The two countries differ in their respective abilities to produce trucks and boats. As we can see by looking at the intersection of the production possibilities curves with the vertical axes in Figure 17.3 “Comparative Advantage in Roadway and Seaside”, Roadway is able to produce more trucks than Seaside. If Roadway concentrated all of its resources on the production of trucks, it could produce 10,000 trucks per year. Seaside could produce only 5,000. Now look at the intersection of the production possibilities curves with the horizontal axes. If Roadway concentrated all of its resources on the production of boats, it could produce 10,000 boats. Seaside could produce only 7,000 boats. Because Roadway is capable of producing more of both goods, we can infer that it has more resources or is able to use its labor and capital resources more productively than Seaside. When an economy or individual can produce more of any good per unit of labor than another country or individual, that country or person is said to have an absolute advantage.

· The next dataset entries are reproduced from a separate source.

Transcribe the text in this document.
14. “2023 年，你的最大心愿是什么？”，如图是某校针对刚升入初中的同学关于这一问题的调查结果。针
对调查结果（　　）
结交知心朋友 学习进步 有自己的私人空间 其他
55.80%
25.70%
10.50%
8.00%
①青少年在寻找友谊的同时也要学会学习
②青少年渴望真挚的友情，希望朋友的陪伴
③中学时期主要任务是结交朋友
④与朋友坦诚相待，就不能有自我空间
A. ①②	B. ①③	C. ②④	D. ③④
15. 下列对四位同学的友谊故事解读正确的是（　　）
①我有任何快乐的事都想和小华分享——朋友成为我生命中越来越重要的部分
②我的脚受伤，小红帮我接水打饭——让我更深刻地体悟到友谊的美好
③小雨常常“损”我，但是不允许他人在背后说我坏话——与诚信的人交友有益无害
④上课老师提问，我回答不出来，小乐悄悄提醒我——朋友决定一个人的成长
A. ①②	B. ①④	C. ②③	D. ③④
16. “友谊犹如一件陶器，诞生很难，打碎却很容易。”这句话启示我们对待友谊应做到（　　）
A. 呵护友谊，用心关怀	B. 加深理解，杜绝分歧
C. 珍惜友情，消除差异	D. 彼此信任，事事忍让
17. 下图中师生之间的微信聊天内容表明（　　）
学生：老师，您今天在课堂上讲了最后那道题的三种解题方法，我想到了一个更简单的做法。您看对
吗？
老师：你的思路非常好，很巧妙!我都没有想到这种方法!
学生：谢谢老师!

Despite the fact that Roadway can produce more of both goods, it can still gain from trade with Seaside—and Seaside can gain from trade with Roadway. The key lies in the opportunity costs of the two goods in the two countries. The country with a lower opportunity cost for a particular good or service has a comparative advantage in producing it and will export it to the other country.

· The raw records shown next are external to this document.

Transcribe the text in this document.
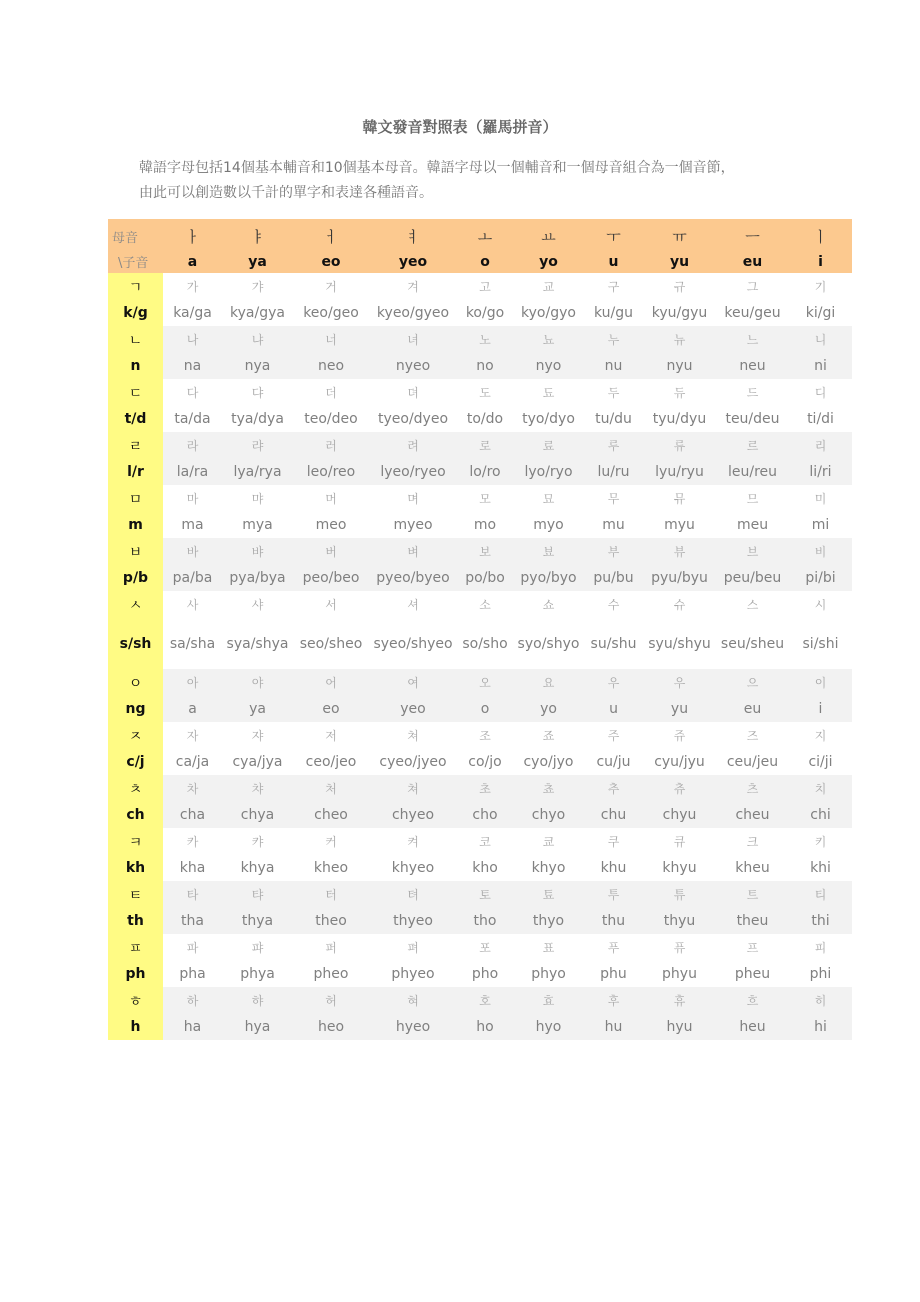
韓文發音對照表（羅馬拼音）

韓語字母包括14個基本輔音和10個基本母音。韓語字母以一個輔音和一個母音組合為一個音節，

由此可以創造數以千計的單字和表達各種語音。

母音	ㅏ	ㅑ	ㅓ	ㅕ	ㅗ	ㅛ	ㅜ	ㅠ	ㅡ	ㅣ
\子音	a	ya	eo	yeo	o	yo	u	yu	eu	i
ㄱ	가	갸	거	겨	고	교	구	규	그	기
k/g	ka/ga	kya/gya	keo/geo	kyeo/gyeo	ko/go	kyo/gyo	ku/gu	kyu/gyu	keu/geu	ki/gi
ㄴ	나	냐	너	녀	노	뇨	누	뉴	느	니
n	na	nya	neo	nyeo	no	nyo	nu	nyu	neu	ni
ㄷ	다	댜	더	뎌	도	됴	두	듀	드	디
t/d	ta/da	tya/dya	teo/deo	tyeo/dyeo	to/do	tyo/dyo	tu/du	tyu/dyu	teu/deu	ti/di
ㄹ	라	랴	러	려	로	료	루	류	르	리
l/r	la/ra	lya/rya	leo/reo	lyeo/ryeo	lo/ro	lyo/ryo	lu/ru	lyu/ryu	leu/reu	li/ri
ㅁ	마	먀	머	며	모	묘	무	뮤	므	미
m	ma	mya	meo	myeo	mo	myo	mu	myu	meu	mi
ㅂ	바	뱌	버	벼	보	뵤	부	뷰	브	비
p/b	pa/ba	pya/bya	peo/beo	pyeo/byeo	po/bo	pyo/byo	pu/bu	pyu/byu	peu/beu	pi/bi
ㅅ	사	샤	서	셔	소	쇼	수	슈	스	시
s/sh	sa/sha	sya/shya	seo/sheo	syeo/shyeo	so/sho	syo/shyo	su/shu	syu/shyu	seu/sheu	si/shi
ㅇ	아	야	어	여	오	요	우	우	으	이
ng	a	ya	eo	yeo	o	yo	u	yu	eu	i
ㅈ	자	쟈	저	쳐	조	죠	주	쥬	즈	지
c/j	ca/ja	cya/jya	ceo/jeo	cyeo/jyeo	co/jo	cyo/jyo	cu/ju	cyu/jyu	ceu/jeu	ci/ji
ㅊ	차	챠	처	쳐	초	쵸	추	츄	츠	치
ch	cha	chya	cheo	chyeo	cho	chyo	chu	chyu	cheu	chi
ㅋ	카	캬	커	켜	코	쿄	쿠	큐	크	키
kh	kha	khya	kheo	khyeo	kho	khyo	khu	khyu	kheu	khi
ㅌ	타	탸	터	텨	토	툐	투	튜	트	티
th	tha	thya	theo	thyeo	tho	thyo	thu	thyu	theu	thi
ㅍ	파	퍄	퍼	펴	포	표	푸	퓨	프	피
ph	pha	phya	pheo	phyeo	pho	phyo	phu	phyu	pheu	phi
ㅎ	하	햐	허	혀	호	효	후	휴	흐	히
h	ha	hya	heo	hyeo	ho	hyo	hu	hyu	heu	hi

We can determine opportunity costs in the two countries by comparing the slopes of their respective production possibilities curves at the points where they are producing. At point A in Panel (a) of Figure 17.3 “Comparative Advantage in Roadway and Seaside”, one additional boat costs two trucks in Roadway; that is its opportunity cost. At point A′ in Panel (b), 1 additional boat in Seaside costs only 0.2 truck. Alternatively, we can ask about the opportunity cost of an additional truck. In Roadway, an additional truck costs 0.5 boats. In Seaside, it costs five boats. Roadway thus has a comparative advantage in producing trucks; Seaside has a comparative advantage in producing boats. This situation is suggested pictorially in Figure 17.4 “A Picture of Comparative Advantage in Roadway and Seaside”.